Si l’on prend en compte l’ensemble des actifs (24 millions), cela donnerait en moyenne 114 000 € par actif. On voit ainsi que, noyé dans la masse, le travail de l’actif salarié ne semble pas être déterminant. Mais il s’agit ici uniquement d’une vision mathématique qui ne traduit pas toute la réalité, puisque les masses monétaires circulent et se forment en capital sans que les détenteurs ne souhaitent, ou ne puissent, en partager la totalité.

Sur l’évasion fiscale

L’évasion fiscale est estimée entre 25 et 100 milliards d’unités, dont seulement 16 milliards seraient récupérables. Même si ces estimations manquent de précision, lorsqu’on rapporte ces chiffres aux 21 millions de salariés, cela représente entre environ 1 190 et 4 761 € par salarié, à comparer aux 114 300 € de production de richesse par actif.

Ce que l’on peut en déduire, c’est que l’évasion fiscale ne bénéficie pas directement à la collectivité publique : quel que soit son usage, elle est financée par le salarié et retourne au capital. Ces comparaisons illustrent, sans mesurer exactement les inégalités, l’ampleur du déséquilibre entre les revenus – même au sein des employeurs actifs.

Dernier point : la personnalité juridique des entreprises

La notion de personnalité morale (SA) est particulièrement ironique pour des entreprises qui exploitent leurs salariés. Ce mécanisme permet aux entreprises d’externaliser leur passif sur le plan personnel et de masquer, en cas de pénalités juridiques, qui paie réellement. Par exemple, si, au nom du CETA, une entreprise réclame des dommages-intérêts à l’État, on sait alors précisément qui en supportera le coût.

Depuis 1976, j’ai intériorisé ce schéma quand un employeur m’avait dit : « Je veux bien te payer un million, si je peux te revendre ce million. » Alors, pourquoi ceux qui accumulent la richesse nationale sont-ils incapables de réclamer leur dû  ? Sommes-nous, au final, irrévocablement des crétins ?

Cela nous interroge sur l’usage de nos capacités d’analyse et de réflexion.
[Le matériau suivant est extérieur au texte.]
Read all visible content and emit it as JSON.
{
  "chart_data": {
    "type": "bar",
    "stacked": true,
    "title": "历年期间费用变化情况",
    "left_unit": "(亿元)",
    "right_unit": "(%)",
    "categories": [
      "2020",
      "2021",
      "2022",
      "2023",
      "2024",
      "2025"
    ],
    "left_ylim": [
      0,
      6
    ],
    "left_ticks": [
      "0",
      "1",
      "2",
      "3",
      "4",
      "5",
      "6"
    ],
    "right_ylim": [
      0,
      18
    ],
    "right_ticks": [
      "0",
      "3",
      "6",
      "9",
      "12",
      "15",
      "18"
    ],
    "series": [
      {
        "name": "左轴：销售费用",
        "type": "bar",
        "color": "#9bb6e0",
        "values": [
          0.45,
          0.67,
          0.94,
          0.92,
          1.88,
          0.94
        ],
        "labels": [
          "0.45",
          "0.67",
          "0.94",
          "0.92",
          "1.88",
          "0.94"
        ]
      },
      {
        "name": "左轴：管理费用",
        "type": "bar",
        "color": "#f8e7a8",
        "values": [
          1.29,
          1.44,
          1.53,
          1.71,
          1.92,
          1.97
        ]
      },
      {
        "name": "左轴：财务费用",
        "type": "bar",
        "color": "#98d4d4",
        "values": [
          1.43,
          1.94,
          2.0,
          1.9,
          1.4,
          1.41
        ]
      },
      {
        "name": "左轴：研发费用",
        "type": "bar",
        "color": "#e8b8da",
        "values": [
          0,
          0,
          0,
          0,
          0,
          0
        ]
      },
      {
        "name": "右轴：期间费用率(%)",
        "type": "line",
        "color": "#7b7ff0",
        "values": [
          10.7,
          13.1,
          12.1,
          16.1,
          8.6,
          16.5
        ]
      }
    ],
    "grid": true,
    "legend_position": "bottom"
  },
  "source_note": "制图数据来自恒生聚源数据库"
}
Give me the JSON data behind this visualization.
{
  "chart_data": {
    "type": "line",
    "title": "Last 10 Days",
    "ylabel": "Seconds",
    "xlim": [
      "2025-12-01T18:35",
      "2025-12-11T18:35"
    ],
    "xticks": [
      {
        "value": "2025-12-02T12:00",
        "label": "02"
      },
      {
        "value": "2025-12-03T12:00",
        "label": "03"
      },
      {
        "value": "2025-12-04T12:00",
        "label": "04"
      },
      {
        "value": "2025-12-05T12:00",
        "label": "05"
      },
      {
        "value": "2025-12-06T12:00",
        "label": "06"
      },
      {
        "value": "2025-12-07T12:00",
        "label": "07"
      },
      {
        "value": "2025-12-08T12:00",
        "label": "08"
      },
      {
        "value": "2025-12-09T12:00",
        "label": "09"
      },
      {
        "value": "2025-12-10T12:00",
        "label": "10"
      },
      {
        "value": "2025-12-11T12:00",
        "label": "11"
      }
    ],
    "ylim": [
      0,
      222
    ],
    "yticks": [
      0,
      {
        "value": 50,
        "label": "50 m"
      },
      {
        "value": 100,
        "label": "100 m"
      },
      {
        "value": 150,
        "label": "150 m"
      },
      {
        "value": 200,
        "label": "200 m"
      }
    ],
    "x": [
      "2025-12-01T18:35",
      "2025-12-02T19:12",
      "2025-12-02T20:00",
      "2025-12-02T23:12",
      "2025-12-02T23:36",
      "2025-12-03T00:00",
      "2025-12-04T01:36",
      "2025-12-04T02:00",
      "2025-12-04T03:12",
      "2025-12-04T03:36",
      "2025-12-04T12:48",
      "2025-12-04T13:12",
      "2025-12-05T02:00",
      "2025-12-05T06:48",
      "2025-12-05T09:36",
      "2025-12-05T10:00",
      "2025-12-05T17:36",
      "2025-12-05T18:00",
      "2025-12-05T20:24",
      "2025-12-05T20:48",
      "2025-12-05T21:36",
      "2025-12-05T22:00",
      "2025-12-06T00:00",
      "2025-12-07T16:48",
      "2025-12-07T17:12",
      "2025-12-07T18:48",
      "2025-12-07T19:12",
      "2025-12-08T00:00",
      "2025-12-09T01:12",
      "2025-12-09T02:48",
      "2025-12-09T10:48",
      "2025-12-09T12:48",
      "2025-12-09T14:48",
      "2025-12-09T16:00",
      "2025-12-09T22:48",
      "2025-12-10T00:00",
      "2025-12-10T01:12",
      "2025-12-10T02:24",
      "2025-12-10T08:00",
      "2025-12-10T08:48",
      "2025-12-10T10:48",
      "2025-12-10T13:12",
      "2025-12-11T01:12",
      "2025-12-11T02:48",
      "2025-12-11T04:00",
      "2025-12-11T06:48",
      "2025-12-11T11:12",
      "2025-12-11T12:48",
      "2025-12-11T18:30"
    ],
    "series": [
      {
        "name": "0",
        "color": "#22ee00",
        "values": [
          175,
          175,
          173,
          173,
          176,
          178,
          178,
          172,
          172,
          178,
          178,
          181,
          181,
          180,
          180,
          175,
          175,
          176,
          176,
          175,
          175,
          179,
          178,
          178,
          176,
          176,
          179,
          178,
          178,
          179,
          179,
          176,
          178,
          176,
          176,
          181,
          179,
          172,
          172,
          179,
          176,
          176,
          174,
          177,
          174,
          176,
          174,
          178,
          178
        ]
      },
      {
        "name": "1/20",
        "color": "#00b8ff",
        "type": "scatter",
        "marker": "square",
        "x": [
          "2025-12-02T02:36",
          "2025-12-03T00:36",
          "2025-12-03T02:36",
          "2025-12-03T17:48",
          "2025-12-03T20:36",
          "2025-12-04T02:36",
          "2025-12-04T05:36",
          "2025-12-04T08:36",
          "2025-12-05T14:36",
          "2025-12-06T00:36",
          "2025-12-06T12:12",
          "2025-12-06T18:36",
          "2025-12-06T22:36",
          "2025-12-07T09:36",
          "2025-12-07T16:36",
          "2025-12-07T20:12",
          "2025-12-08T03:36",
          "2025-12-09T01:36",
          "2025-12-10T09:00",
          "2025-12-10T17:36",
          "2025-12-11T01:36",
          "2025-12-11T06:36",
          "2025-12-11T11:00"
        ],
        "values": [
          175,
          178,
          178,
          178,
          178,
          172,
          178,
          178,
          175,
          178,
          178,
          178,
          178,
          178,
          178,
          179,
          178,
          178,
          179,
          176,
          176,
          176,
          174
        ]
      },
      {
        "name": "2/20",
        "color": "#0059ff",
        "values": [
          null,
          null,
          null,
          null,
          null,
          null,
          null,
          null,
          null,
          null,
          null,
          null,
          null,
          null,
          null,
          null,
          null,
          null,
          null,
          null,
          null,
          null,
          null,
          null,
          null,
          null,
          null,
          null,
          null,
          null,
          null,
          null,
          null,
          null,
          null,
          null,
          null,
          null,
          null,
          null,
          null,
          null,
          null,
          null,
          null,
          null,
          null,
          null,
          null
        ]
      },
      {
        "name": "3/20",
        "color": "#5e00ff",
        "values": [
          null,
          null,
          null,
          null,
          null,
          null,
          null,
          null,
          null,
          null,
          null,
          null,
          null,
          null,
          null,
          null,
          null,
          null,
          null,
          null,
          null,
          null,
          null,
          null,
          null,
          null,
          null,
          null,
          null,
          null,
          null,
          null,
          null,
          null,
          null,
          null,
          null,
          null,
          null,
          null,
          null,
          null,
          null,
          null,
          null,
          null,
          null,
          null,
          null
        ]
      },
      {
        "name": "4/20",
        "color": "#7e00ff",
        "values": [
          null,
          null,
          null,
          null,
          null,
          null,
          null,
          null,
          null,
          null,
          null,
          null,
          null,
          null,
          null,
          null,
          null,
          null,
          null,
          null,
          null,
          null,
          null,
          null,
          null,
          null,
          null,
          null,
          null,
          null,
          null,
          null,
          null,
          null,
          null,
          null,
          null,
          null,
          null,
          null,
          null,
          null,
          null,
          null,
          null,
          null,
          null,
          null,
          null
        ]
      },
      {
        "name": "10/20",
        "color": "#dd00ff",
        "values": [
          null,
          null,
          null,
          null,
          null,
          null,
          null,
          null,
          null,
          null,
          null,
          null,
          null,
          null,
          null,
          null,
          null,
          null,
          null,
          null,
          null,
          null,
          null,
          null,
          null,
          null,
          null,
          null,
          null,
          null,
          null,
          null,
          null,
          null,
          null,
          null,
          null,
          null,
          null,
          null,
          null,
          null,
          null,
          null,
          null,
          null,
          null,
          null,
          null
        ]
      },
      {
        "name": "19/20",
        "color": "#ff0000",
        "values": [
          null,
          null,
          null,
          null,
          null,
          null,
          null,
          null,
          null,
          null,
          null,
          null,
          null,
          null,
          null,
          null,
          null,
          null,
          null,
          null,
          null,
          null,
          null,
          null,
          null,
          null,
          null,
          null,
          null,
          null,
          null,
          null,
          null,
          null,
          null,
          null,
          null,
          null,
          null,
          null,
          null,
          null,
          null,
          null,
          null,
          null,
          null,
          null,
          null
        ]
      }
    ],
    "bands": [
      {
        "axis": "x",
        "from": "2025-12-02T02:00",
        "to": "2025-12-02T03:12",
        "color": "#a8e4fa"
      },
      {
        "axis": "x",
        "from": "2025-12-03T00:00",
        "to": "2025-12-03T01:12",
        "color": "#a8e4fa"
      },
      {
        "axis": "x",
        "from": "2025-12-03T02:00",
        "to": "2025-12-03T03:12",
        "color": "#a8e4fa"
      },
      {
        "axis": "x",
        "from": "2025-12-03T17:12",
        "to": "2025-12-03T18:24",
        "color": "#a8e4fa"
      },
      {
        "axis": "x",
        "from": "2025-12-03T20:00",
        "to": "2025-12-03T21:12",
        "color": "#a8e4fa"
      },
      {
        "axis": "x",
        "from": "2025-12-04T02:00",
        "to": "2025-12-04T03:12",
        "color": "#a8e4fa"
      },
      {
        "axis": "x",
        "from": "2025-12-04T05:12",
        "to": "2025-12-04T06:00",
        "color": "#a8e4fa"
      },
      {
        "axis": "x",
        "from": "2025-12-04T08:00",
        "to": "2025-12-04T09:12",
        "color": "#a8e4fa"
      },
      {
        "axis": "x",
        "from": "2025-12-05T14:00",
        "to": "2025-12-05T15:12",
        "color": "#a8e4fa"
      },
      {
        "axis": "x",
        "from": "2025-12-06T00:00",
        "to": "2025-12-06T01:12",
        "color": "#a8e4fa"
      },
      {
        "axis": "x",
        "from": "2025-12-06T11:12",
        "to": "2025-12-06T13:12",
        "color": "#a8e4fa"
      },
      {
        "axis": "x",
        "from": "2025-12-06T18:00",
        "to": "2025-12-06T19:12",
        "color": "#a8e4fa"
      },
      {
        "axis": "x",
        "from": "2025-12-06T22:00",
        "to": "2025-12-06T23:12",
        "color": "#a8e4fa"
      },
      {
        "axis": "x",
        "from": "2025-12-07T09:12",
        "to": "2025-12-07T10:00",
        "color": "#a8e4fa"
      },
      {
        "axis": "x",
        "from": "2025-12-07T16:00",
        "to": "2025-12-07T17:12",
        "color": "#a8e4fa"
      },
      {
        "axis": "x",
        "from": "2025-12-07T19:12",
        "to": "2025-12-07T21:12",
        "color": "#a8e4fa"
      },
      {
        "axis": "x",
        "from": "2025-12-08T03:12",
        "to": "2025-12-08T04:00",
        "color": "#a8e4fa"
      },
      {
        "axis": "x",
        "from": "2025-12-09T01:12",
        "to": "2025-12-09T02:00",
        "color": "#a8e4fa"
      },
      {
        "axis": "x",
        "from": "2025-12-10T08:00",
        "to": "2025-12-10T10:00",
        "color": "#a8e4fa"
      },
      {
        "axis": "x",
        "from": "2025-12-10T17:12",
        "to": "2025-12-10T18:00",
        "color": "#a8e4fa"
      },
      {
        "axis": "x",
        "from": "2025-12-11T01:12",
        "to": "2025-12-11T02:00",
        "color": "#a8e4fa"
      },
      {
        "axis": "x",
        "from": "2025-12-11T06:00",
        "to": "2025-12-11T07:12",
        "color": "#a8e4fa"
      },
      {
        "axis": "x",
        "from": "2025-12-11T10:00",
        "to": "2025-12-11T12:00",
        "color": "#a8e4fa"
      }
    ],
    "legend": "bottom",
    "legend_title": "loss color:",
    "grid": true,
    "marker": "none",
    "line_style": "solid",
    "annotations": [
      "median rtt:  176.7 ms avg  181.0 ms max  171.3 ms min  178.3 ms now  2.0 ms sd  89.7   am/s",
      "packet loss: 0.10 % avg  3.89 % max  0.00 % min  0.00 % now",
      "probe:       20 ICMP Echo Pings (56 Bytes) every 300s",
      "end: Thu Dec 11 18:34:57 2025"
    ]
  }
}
Comment des citoyens instruits – appartenant aux élites intellectuelles – peuvent accepter l’exploitation flagrante que même un enfant de 12 ans comprendrait ? Pourquoi ne comprenons-nous pas nous-mêmes cette incohérence ?

Comment continuer à réclamer des salaires qui, de fait, sont rachetés au double ? Comment accepter qu’entreprendre confère le droit d’exploiter autrui ?

La question qui tue est la suivante : comment une planète entière peut-elle accepter cet état de choses sans se révolter ? Ce questionnement ne relève pas uniquement des mathématiques, mais bien de notre organisation psychique et émotionnelle, de notre identité en tant qu’êtres humains.

Chacun pourrait refaire ce cheminement avec des taux de prélèvements exacts, mais c’est un casse-tête chinois sur lequel triment les ordinateurs du fisc et du trésor public, bien au-delà de mes capacités et de ma calculette.

Tout ceci ne remet pas en cause la place des « découvreurs » ou des entrepreneurs, mais souligne que leur rôle ne s’inscrit que dans une organisation collective nourrie par une recherche atavique d’abondance, qui ne peut s’opérer sans une analyse historique.

C’est cette même recherche de la facilité, du moindre effort, qui nous conduit à n’être que des salariés exploités ou des entrepreneurs habiles, capables de cumuler l’abondance.

J’espère que nous comprendrons que notre organisation est avant tout culturelle et que la capitalisation de toute chose ne repose pas sur une valeur intrinsèque, mais sur un imaginaire nourri par un atavisme inné.